Rights groups and other crit­ics warned Duterte may be or­ches­trat­ing a crime against hu­man­ity, al­leg­ing he had un­leashed cor­rupt po­lice and vig­i­lante death squads on a cam­paign of mass mur­der. Duterte had made the drug war the top fo­cus of his pres­i­dency un­til May 23, when gun­men ram­paged through the south­ern city of Marawi fly­ing black flags of the Is­lamic State group.

He im­me­di­ately im­posed mar­tial law across the south­ern third of the Philip­pines, home to roughly 20 mil­lion peo­ple, to quell what he said was an IS bid to es­tab­lish a lo­cal caliphate. But de­spite a re­lent­less bomb­ing cam­paign backed by the United States, Duterte’s mil­i­tary has been un­able to dis­lodge the mil­i­tants. The fight­ing has claimed more than 400 lives, ac­cord­ing to the gov­ern­ment, and it shows no signs of end­ing.

Su­per ma­jor­ity

An­other ex­am­ple of Duterte’s pop­u­lar­ity is his “su­per ma­jor­ity” in the lower house of congress, where there are just seven op­po­si­tion mem­bers in the 296-mem­ber cham­ber. Even one of the op­po­si­tion law­mak­ers, Ed­cel Lag­man, of­fered grudg­ing praise this week. “De­spite his un­pres­i­den­tial de­meanor, pro­fane lan­guage, abu­sive rhetoric and flawed pol­icy state­ments, Pres­i­dent Ro­drigo Duterte, in his own in­scrutable way, has held the na­tion to­gether,” he said.

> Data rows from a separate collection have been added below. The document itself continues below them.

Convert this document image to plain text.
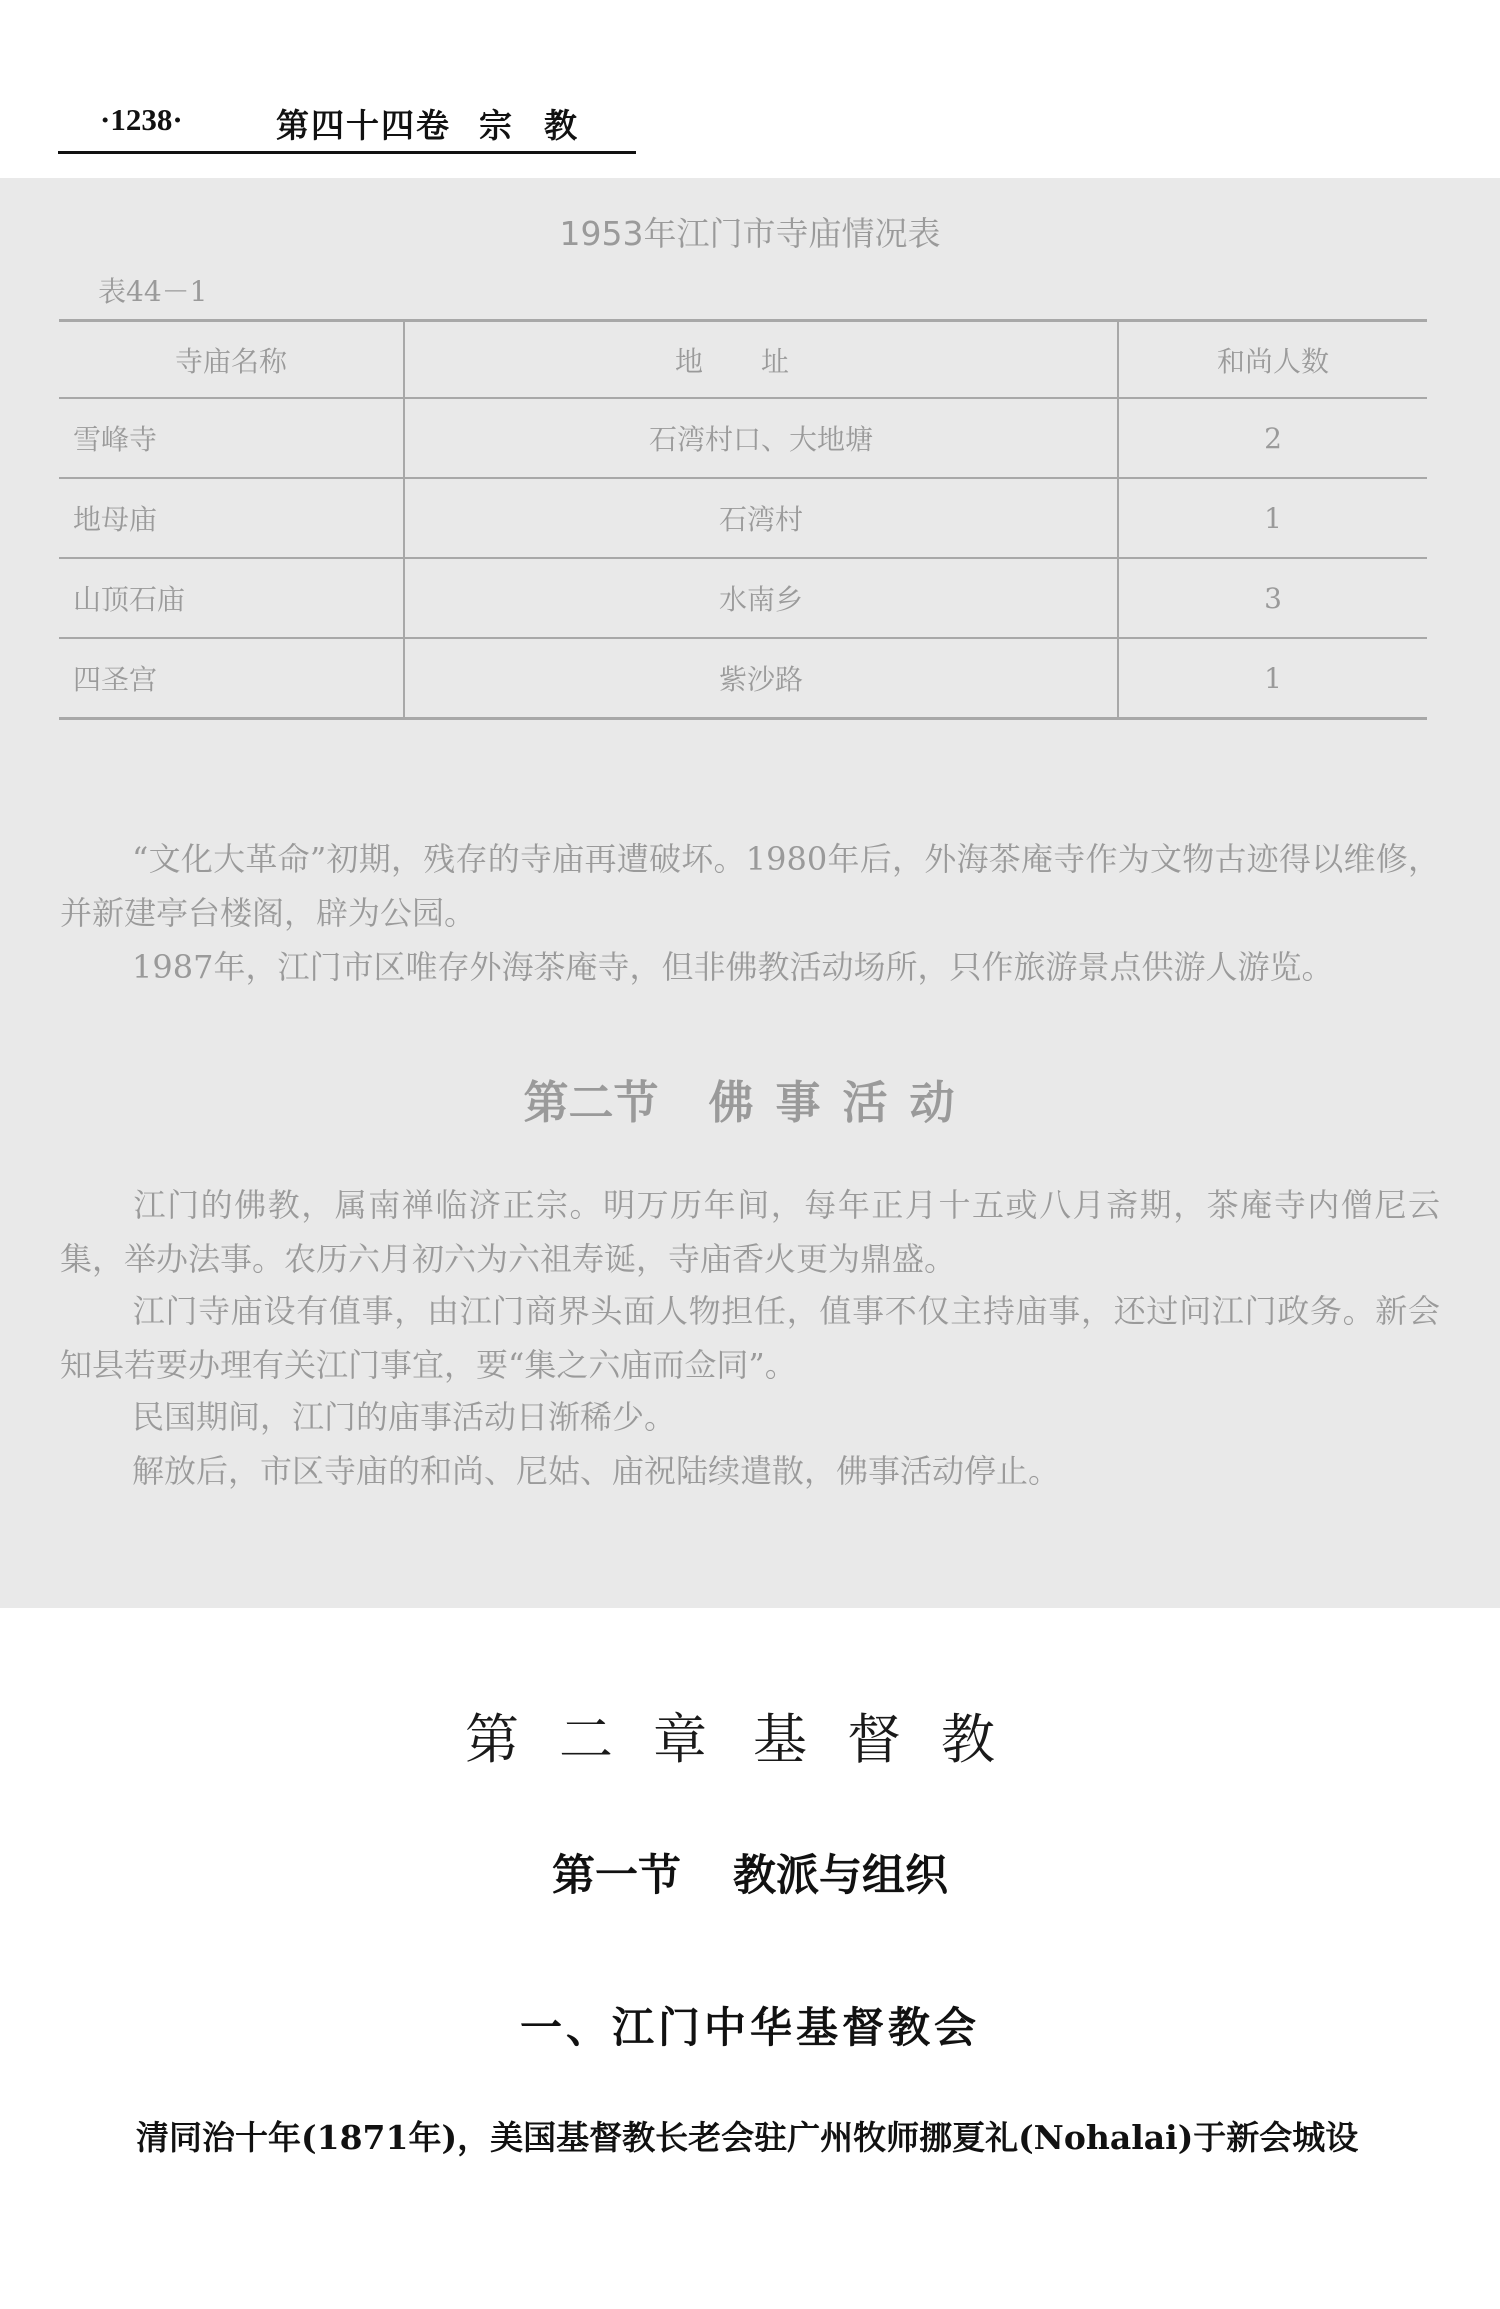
·1238·	第四十四卷 宗 教
1953年江门市寺庙情况表
表44－1
寺庙名称	地址	和尚人数
雪峰寺	石湾村口、大地塘	2
地母庙	石湾村	1
山顶石庙	水南乡	3
四圣宫	紫沙路	1

“文化大革命”初期，残存的寺庙再遭破坏。1980年后，外海茶庵寺作为文物古迹得以维修，并新建亭台楼阁，辟为公园。

1987年，江门市区唯存外海茶庵寺，但非佛教活动场所，只作旅游景点供游人游览。

第二节 佛事活动

江门的佛教，属南禅临济正宗。明万历年间，每年正月十五或八月斋期，茶庵寺内僧尼云集，举办法事。农历六月初六为六祖寿诞，寺庙香火更为鼎盛。

江门寺庙设有值事，由江门商界头面人物担任，值事不仅主持庙事，还过问江门政务。新会知县若要办理有关江门事宜，要“集之六庙而佥同”。

民国期间，江门的庙事活动日渐稀少。

解放后，市区寺庙的和尚、尼姑、庙祝陆续遣散，佛事活动停止。

第二章 基督教
第一节 教派与组织
一、江门中华基督教会
清同治十年(1871年)，美国基督教长老会驻广州牧师挪夏礼(Nohalai)于新会城设
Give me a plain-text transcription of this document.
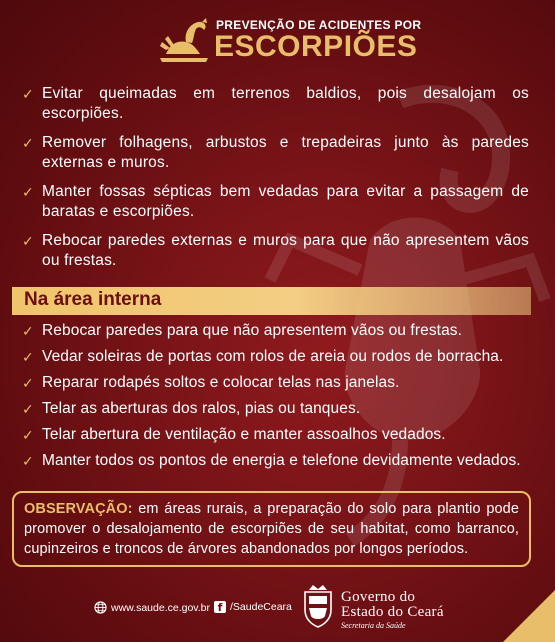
PREVENÇÃO DE ACIDENTES POR
ESCORPIÕES
✓ Evitar queimadas em terrenos baldios, pois desalojam os escorpiões.
✓ Remover folhagens, arbustos e trepadeiras junto às paredes externas e muros.
✓ Manter fossas sépticas bem vedadas para evitar a passagem de baratas e escorpiões.
✓ Rebocar paredes externas e muros para que não apresentem vãos ou frestas.
Na área interna
✓ Rebocar paredes para que não apresentem vãos ou frestas.
✓ Vedar soleiras de portas com rolos de areia ou rodos de borracha.
✓ Reparar rodapés soltos e colocar telas nas janelas.
✓ Telar as aberturas dos ralos, pias ou tanques.
✓ Telar abertura de ventilação e manter assoalhos vedados.
✓ Manter todos os pontos de energia e telefone devidamente vedados.
OBSERVAÇÃO: em áreas rurais, a preparação do solo para plantio pode promover o desalojamento de escorpiões de seu habitat, como barranco, cupinzeiros e troncos de árvores abandonados por longos períodos.
www.saude.ce.gov.br f /SaudeCeara
Governo do
Estado do Ceará
Secretaria da Saúde
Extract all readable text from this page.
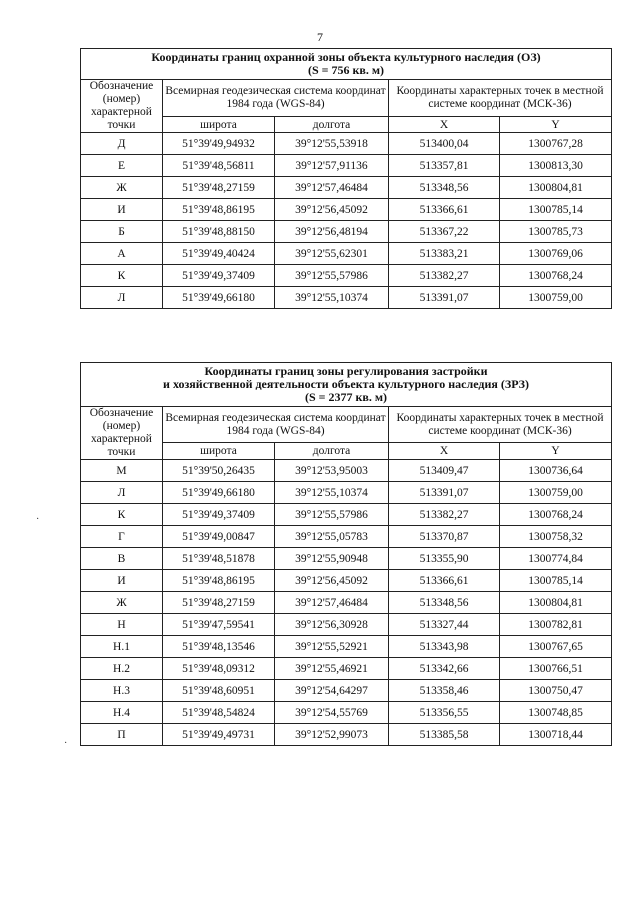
7
Координаты границ охранной зоны объекта культурного наследия (ОЗ)
(S = 756 кв. м)				
Обозначение (номер) характерной точки	Всемирная геодезическая система координат 1984 года (WGS-84)		Координаты характерных точек в местной системе координат (МСК-36)	
	широта	долгота	X	Y
Д	51°39'49,94932	39°12'55,53918	513400,04	1300767,28
Е	51°39'48,56811	39°12'57,91136	513357,81	1300813,30
Ж	51°39'48,27159	39°12'57,46484	513348,56	1300804,81
И	51°39'48,86195	39°12'56,45092	513366,61	1300785,14
Б	51°39'48,88150	39°12'56,48194	513367,22	1300785,73
А	51°39'49,40424	39°12'55,62301	513383,21	1300769,06
К	51°39'49,37409	39°12'55,57986	513382,27	1300768,24
Л	51°39'49,66180	39°12'55,10374	513391,07	1300759,00
Координаты границ зоны регулирования застройки
и хозяйственной деятельности объекта культурного наследия (ЗРЗ)
(S = 2377 кв. м)				
Обозначение (номер) характерной точки	Всемирная геодезическая система координат 1984 года (WGS-84)		Координаты характерных точек в местной системе координат (МСК-36)	
	широта	долгота	X	Y
М	51°39'50,26435	39°12'53,95003	513409,47	1300736,64
Л	51°39'49,66180	39°12'55,10374	513391,07	1300759,00
К	51°39'49,37409	39°12'55,57986	513382,27	1300768,24
Г	51°39'49,00847	39°12'55,05783	513370,87	1300758,32
В	51°39'48,51878	39°12'55,90948	513355,90	1300774,84
И	51°39'48,86195	39°12'56,45092	513366,61	1300785,14
Ж	51°39'48,27159	39°12'57,46484	513348,56	1300804,81
Н	51°39'47,59541	39°12'56,30928	513327,44	1300782,81
Н.1	51°39'48,13546	39°12'55,52921	513343,98	1300767,65
Н.2	51°39'48,09312	39°12'55,46921	513342,66	1300766,51
Н.3	51°39'48,60951	39°12'54,64297	513358,46	1300750,47
Н.4	51°39'48,54824	39°12'54,55769	513356,55	1300748,85
П	51°39'49,49731	39°12'52,99073	513385,58	1300718,44
·
·
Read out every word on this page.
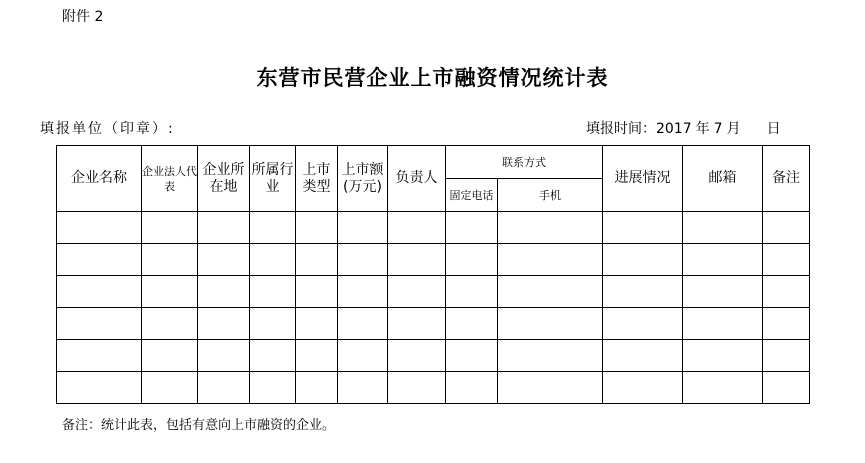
附件 2
东营市民营企业上市融资情况统计表
填报单位（印章）:	填报时间：2017 年 7 月 日
企业名称	企业法人代表	企业所在地	所属行业	上市类型	上市额(万元)	负责人	联系方式		进展情况	邮箱	备注
							固定电话	手机			

备注：统计此表，包括有意向上市融资的企业。
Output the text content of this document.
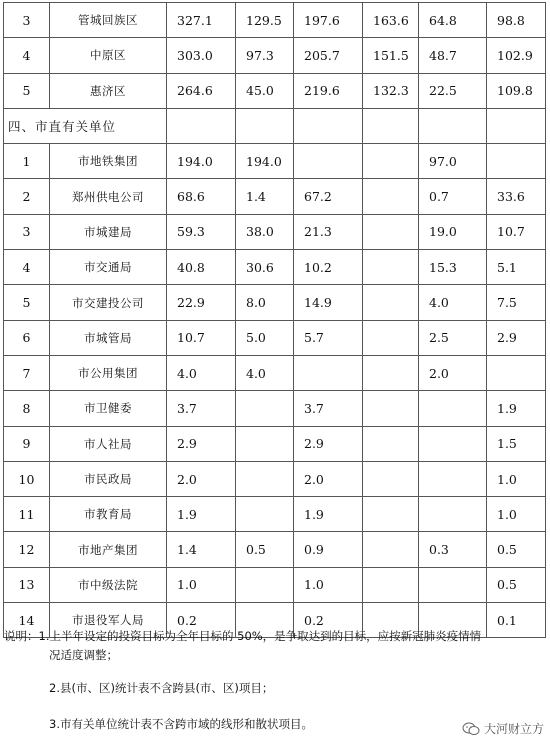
3	管城回族区	327.1	129.5	197.6	163.6	64.8	98.8
4	中原区	303.0	97.3	205.7	151.5	48.7	102.9
5	惠济区	264.6	45.0	219.6	132.3	22.5	109.8
四、市直有关单位							
1	市地铁集团	194.0	194.0			97.0	
2	郑州供电公司	68.6	1.4	67.2		0.7	33.6
3	市城建局	59.3	38.0	21.3		19.0	10.7
4	市交通局	40.8	30.6	10.2		15.3	5.1
5	市交建投公司	22.9	8.0	14.9		4.0	7.5
6	市城管局	10.7	5.0	5.7		2.5	2.9
7	市公用集团	4.0	4.0			2.0	
8	市卫健委	3.7		3.7			1.9
9	市人社局	2.9		2.9			1.5
10	市民政局	2.0		2.0			1.0
11	市教育局	1.9		1.9			1.0
12	市地产集团	1.4	0.5	0.9		0.3	0.5
13	市中级法院	1.0		1.0			0.5
14	市退役军人局	0.2		0.2			0.1
说明：1.上半年设定的投资目标为全年目标的 50%，是争取达到的目标，应按新冠肺炎疫情情
况适度调整；
2.县(市、区)统计表不含跨县(市、区)项目；
3.市有关单位统计表不含跨市域的线形和散状项目。	大河财立方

But Lag­man said, with Duterte’s prom­ises of “change” yet to be­come re­al­ity, his pop­u­lar­ity had started to slide. If that is hap­pen­ing, Duterte’s “su­per ma­jor­ity” could fall apart. In the Philip­pines, law­mak­ers from par­ties across the po­lit­i­cal spec­trum typ­i­cally flock to a pop­u­lar pres­i­dent in the early stages of his or her term. But the politi­cians, driven by self-in­ter­est rather than ide­ol­ogy, have also in the past quickly jumped off the band­wagon when ap­proval rat­ings dropped. —AFP


Philip­pine Pres­i­dent Ro­drigo Duterte checks the scope of a Chi­nese-made CS/LR4A sniper ri­fle dur­ing the cer­e­mo­nial pre­sen­ta­tion of ri­fles and am­mu­ni­tion by China to the Philip­pines at Clark Air­base in north­ern Philip­pines.